Fools is a 1970 drama film directed by Tom Gries. It stars Katharine Ross and Jason Robards.

==Plot==
Aging actor Matthew South falls in love with a much younger married woman, the wife of his attorney.

==Cast==
- Katharine Ross as Anais Appleton
- Jason Robards as Matthew South
- Scott Hylands as David Appleton
- Roy Jenson as Man in park
- Mark Bramhall as Man in park

==Reception==
The film received mostly negative reviews. In a particularly scathing review in the Chicago Sun-Times, Roger Ebert wrote:How can I possibly describe how awful Fools is, and in how many different ways? The task approaches impossibility.

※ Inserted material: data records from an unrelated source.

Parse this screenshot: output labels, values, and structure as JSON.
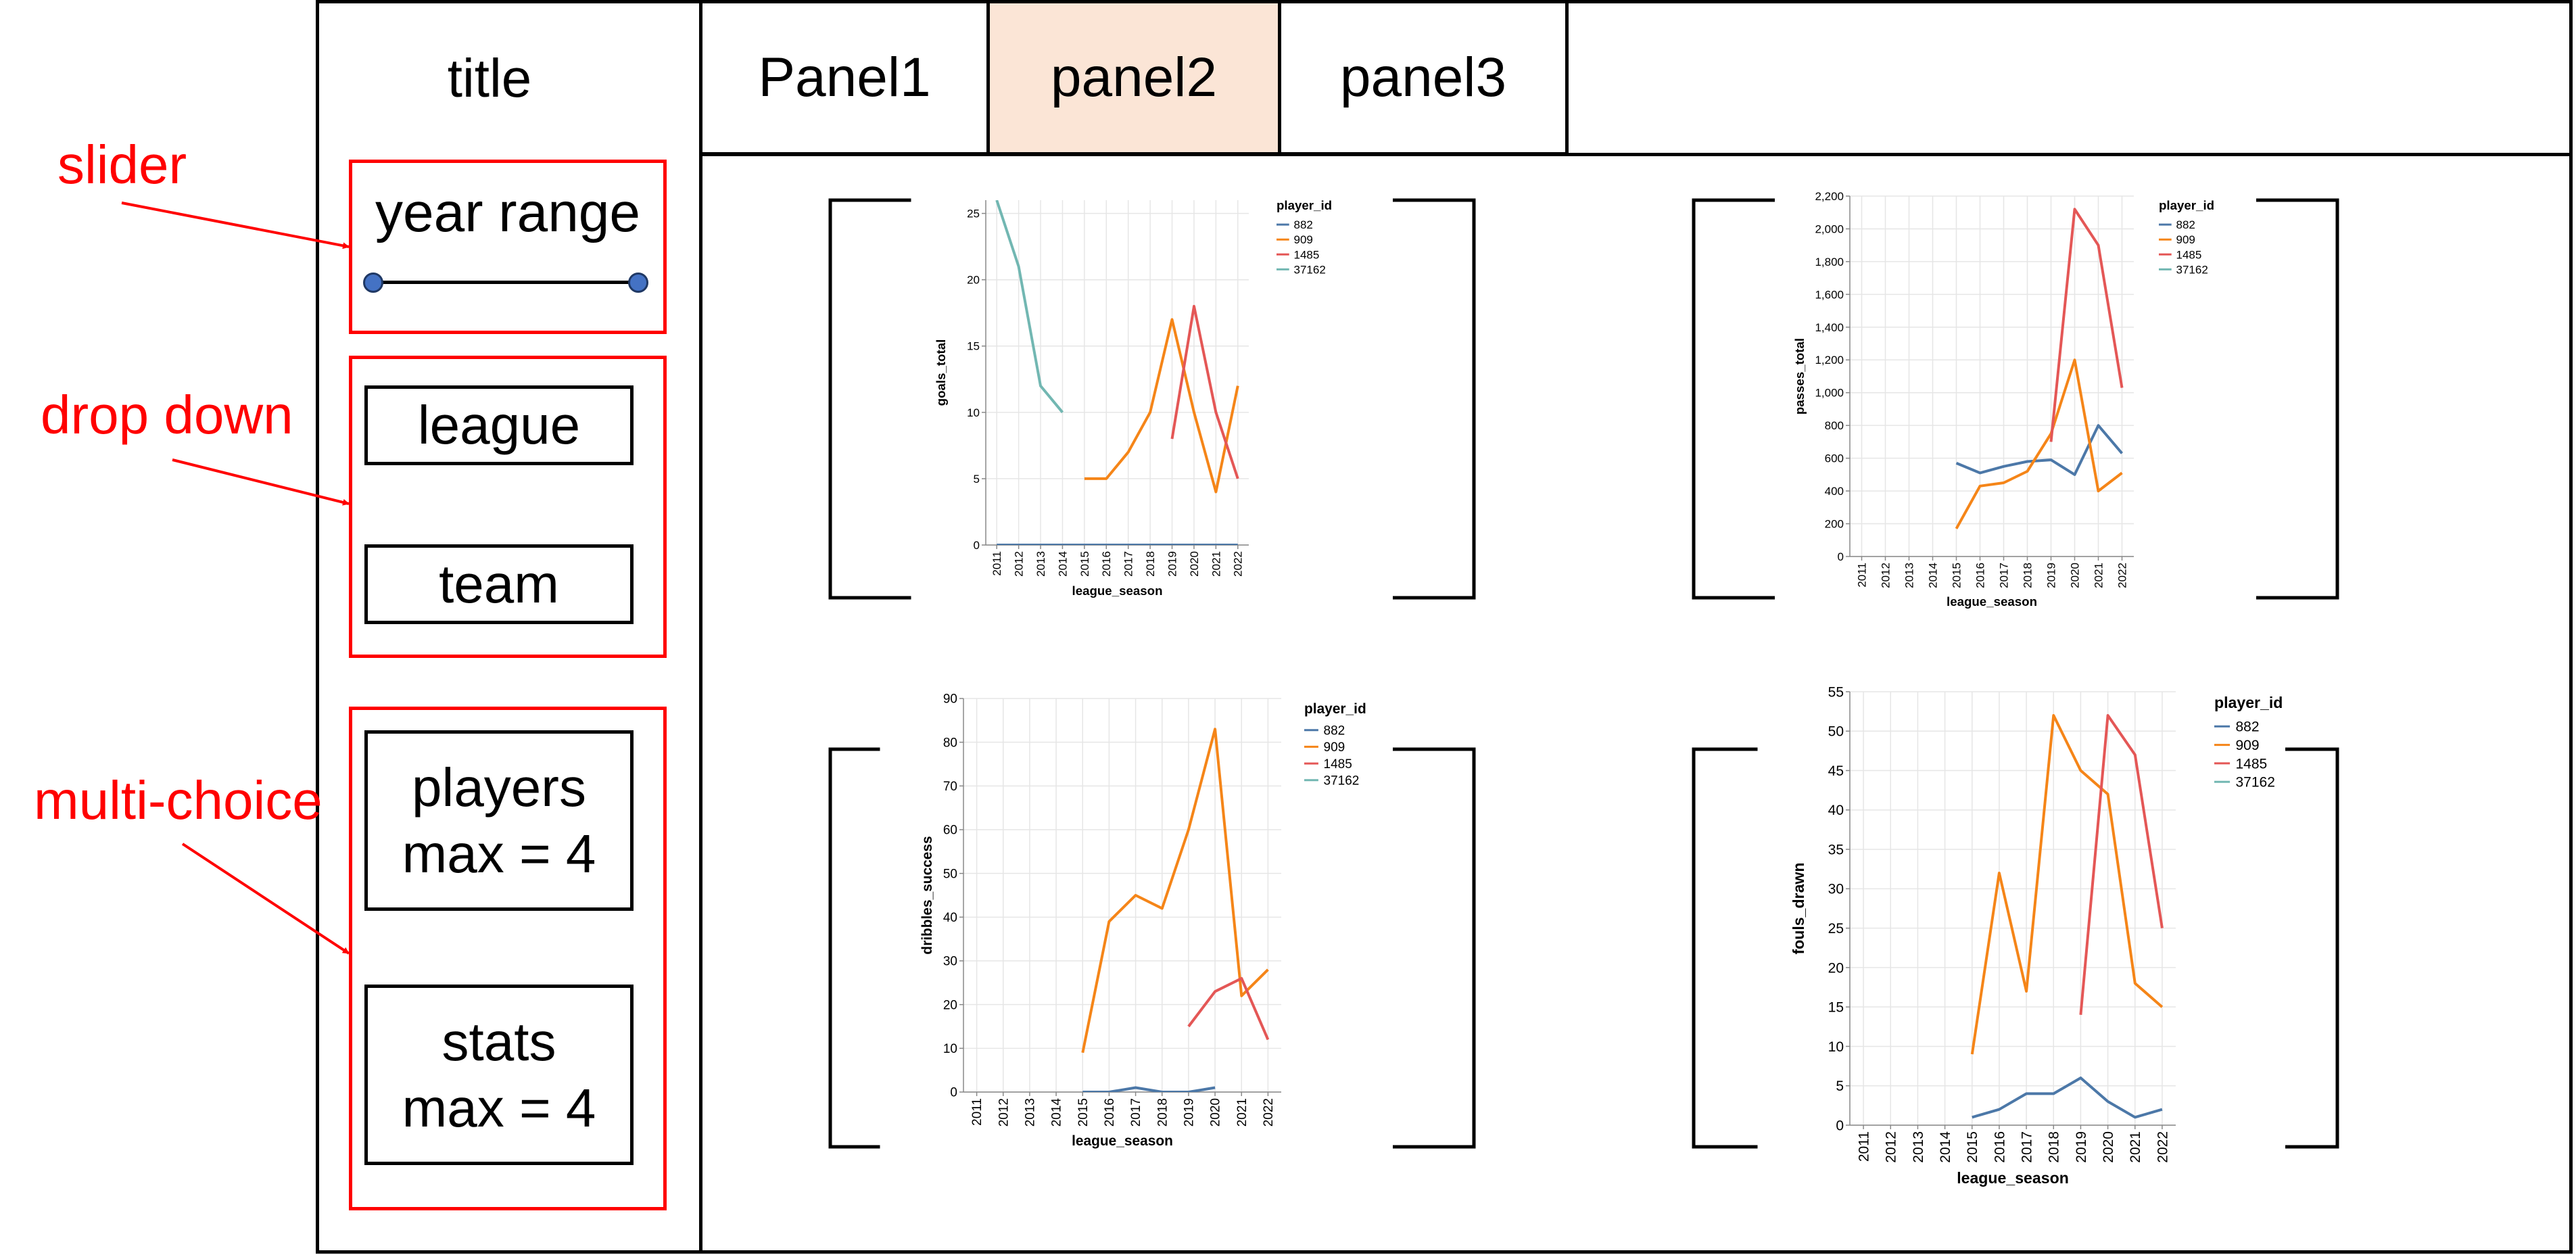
{
  "app": {
    "title": "title"
  },
  "tabs": [
    {
      "label": "Panel1",
      "active": false
    },
    {
      "label": "panel2",
      "active": true
    },
    {
      "label": "panel3",
      "active": false
    }
  ],
  "controls": {
    "slider_label": "year range",
    "dropdown": {
      "league": "league",
      "team": "team"
    },
    "multi": {
      "players": {
        "line1": "players",
        "line2": "max = 4"
      },
      "stats": {
        "line1": "stats",
        "line2": "max = 4"
      }
    }
  },
  "annotations": {
    "slider": "slider",
    "dropdown": "drop down",
    "multi": "multi-choice"
  },
  "colors": {
    "accent_red": "#ff0000",
    "active_tab": "#fbe5d6",
    "series": [
      "#4c78a8",
      "#f58518",
      "#e45756",
      "#72b7b2"
    ]
  },
  "chart_data": [
    {
      "type": "line",
      "xlabel": "league_season",
      "ylabel": "goals_total",
      "legend_title": "player_id",
      "legend_position": "top-right",
      "grid": true,
      "categories": [
        "2011",
        "2012",
        "2013",
        "2014",
        "2015",
        "2016",
        "2017",
        "2018",
        "2019",
        "2020",
        "2021",
        "2022"
      ],
      "ylim": [
        0,
        26
      ],
      "yticks": [
        0,
        5,
        10,
        15,
        20,
        25
      ],
      "yticklabels": [
        "0",
        "5",
        "10",
        "15",
        "20",
        "25"
      ],
      "series": [
        {
          "name": "882",
          "values": [
            0,
            0,
            0,
            0,
            0,
            0,
            0,
            0,
            0,
            0,
            0,
            0
          ]
        },
        {
          "name": "909",
          "values": [
            null,
            null,
            null,
            null,
            5,
            5,
            7,
            10,
            17,
            10,
            4,
            12
          ]
        },
        {
          "name": "1485",
          "values": [
            null,
            null,
            null,
            null,
            null,
            null,
            null,
            null,
            8,
            18,
            10,
            5
          ]
        },
        {
          "name": "37162",
          "values": [
            26,
            21,
            12,
            10,
            null,
            null,
            null,
            null,
            null,
            null,
            null,
            null
          ]
        }
      ]
    },
    {
      "type": "line",
      "xlabel": "league_season",
      "ylabel": "passes_total",
      "legend_title": "player_id",
      "legend_position": "top-right",
      "grid": true,
      "categories": [
        "2011",
        "2012",
        "2013",
        "2014",
        "2015",
        "2016",
        "2017",
        "2018",
        "2019",
        "2020",
        "2021",
        "2022"
      ],
      "ylim": [
        0,
        2200
      ],
      "yticks": [
        0,
        200,
        400,
        600,
        800,
        1000,
        1200,
        1400,
        1600,
        1800,
        2000,
        2200
      ],
      "yticklabels": [
        "0",
        "200",
        "400",
        "600",
        "800",
        "1,000",
        "1,200",
        "1,400",
        "1,600",
        "1,800",
        "2,000",
        "2,200"
      ],
      "series": [
        {
          "name": "882",
          "values": [
            null,
            null,
            null,
            null,
            570,
            510,
            550,
            580,
            590,
            500,
            800,
            630
          ]
        },
        {
          "name": "909",
          "values": [
            null,
            null,
            null,
            null,
            170,
            430,
            450,
            520,
            750,
            1200,
            400,
            510
          ]
        },
        {
          "name": "1485",
          "values": [
            null,
            null,
            null,
            null,
            null,
            null,
            null,
            null,
            700,
            2120,
            1900,
            1030
          ]
        },
        {
          "name": "37162",
          "values": [
            null,
            null,
            null,
            null,
            null,
            null,
            null,
            null,
            null,
            null,
            null,
            null
          ]
        }
      ]
    },
    {
      "type": "line",
      "xlabel": "league_season",
      "ylabel": "dribbles_success",
      "legend_title": "player_id",
      "legend_position": "top-right",
      "grid": true,
      "categories": [
        "2011",
        "2012",
        "2013",
        "2014",
        "2015",
        "2016",
        "2017",
        "2018",
        "2019",
        "2020",
        "2021",
        "2022"
      ],
      "ylim": [
        0,
        90
      ],
      "yticks": [
        0,
        10,
        20,
        30,
        40,
        50,
        60,
        70,
        80,
        90
      ],
      "yticklabels": [
        "0",
        "10",
        "20",
        "30",
        "40",
        "50",
        "60",
        "70",
        "80",
        "90"
      ],
      "series": [
        {
          "name": "882",
          "values": [
            null,
            null,
            null,
            null,
            0,
            0,
            1,
            0,
            0,
            1,
            null,
            null
          ]
        },
        {
          "name": "909",
          "values": [
            null,
            null,
            null,
            null,
            9,
            39,
            45,
            42,
            60,
            83,
            22,
            28
          ]
        },
        {
          "name": "1485",
          "values": [
            null,
            null,
            null,
            null,
            null,
            null,
            null,
            null,
            15,
            23,
            26,
            12
          ]
        },
        {
          "name": "37162",
          "values": [
            null,
            null,
            null,
            null,
            null,
            null,
            null,
            null,
            null,
            null,
            null,
            null
          ]
        }
      ]
    },
    {
      "type": "line",
      "xlabel": "league_season",
      "ylabel": "fouls_drawn",
      "legend_title": "player_id",
      "legend_position": "top-right",
      "grid": true,
      "categories": [
        "2011",
        "2012",
        "2013",
        "2014",
        "2015",
        "2016",
        "2017",
        "2018",
        "2019",
        "2020",
        "2021",
        "2022"
      ],
      "ylim": [
        0,
        55
      ],
      "yticks": [
        0,
        5,
        10,
        15,
        20,
        25,
        30,
        35,
        40,
        45,
        50,
        55
      ],
      "yticklabels": [
        "0",
        "5",
        "10",
        "15",
        "20",
        "25",
        "30",
        "35",
        "40",
        "45",
        "50",
        "55"
      ],
      "series": [
        {
          "name": "882",
          "values": [
            null,
            null,
            null,
            null,
            1,
            2,
            4,
            4,
            6,
            3,
            1,
            2
          ]
        },
        {
          "name": "909",
          "values": [
            null,
            null,
            null,
            null,
            9,
            32,
            17,
            52,
            45,
            42,
            18,
            15
          ]
        },
        {
          "name": "1485",
          "values": [
            null,
            null,
            null,
            null,
            null,
            null,
            null,
            null,
            14,
            52,
            47,
            25
          ]
        },
        {
          "name": "37162",
          "values": [
            null,
            null,
            null,
            null,
            null,
            null,
            null,
            null,
            null,
            null,
            null,
            null
          ]
        }
      ]
    }
  ]
}
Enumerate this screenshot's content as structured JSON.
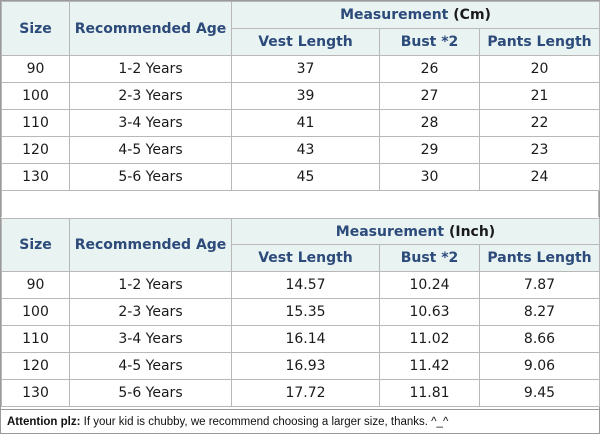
{
  "colors": {
    "header_bg": "#e8f3f2",
    "header_text": "#2c4a7a",
    "border": "#b8b8b8"
  },
  "cm_table": {
    "size_header": "Size",
    "age_header": "Recommended Age",
    "measure_title": "Measurement",
    "measure_unit": "(Cm)",
    "columns": [
      "Vest Length",
      "Bust *2",
      "Pants Length"
    ],
    "rows": [
      [
        "90",
        "1-2 Years",
        "37",
        "26",
        "20"
      ],
      [
        "100",
        "2-3 Years",
        "39",
        "27",
        "21"
      ],
      [
        "110",
        "3-4 Years",
        "41",
        "28",
        "22"
      ],
      [
        "120",
        "4-5 Years",
        "43",
        "29",
        "23"
      ],
      [
        "130",
        "5-6 Years",
        "45",
        "30",
        "24"
      ]
    ]
  },
  "inch_table": {
    "size_header": "Size",
    "age_header": "Recommended Age",
    "measure_title": "Measurement",
    "measure_unit": "(Inch)",
    "columns": [
      "Vest Length",
      "Bust *2",
      "Pants Length"
    ],
    "rows": [
      [
        "90",
        "1-2 Years",
        "14.57",
        "10.24",
        "7.87"
      ],
      [
        "100",
        "2-3 Years",
        "15.35",
        "10.63",
        "8.27"
      ],
      [
        "110",
        "3-4 Years",
        "16.14",
        "11.02",
        "8.66"
      ],
      [
        "120",
        "4-5 Years",
        "16.93",
        "11.42",
        "9.06"
      ],
      [
        "130",
        "5-6 Years",
        "17.72",
        "11.81",
        "9.45"
      ]
    ]
  },
  "note": {
    "label": "Attention plz:",
    "text": " If your kid is chubby, we recommend choosing a larger size, thanks. ^_^"
  }
}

The only way to fully understand how transcendently bad this movie is would be to see it for yourself — an extreme measure I hope, for your sake, you'll avoid. Let me just sort of hint at the depth of my feeling by saying Fools is the worst movie in 1971, a statement that springs forth with serene confidence even though here it is only February. Happy Valentine's Day, by the way.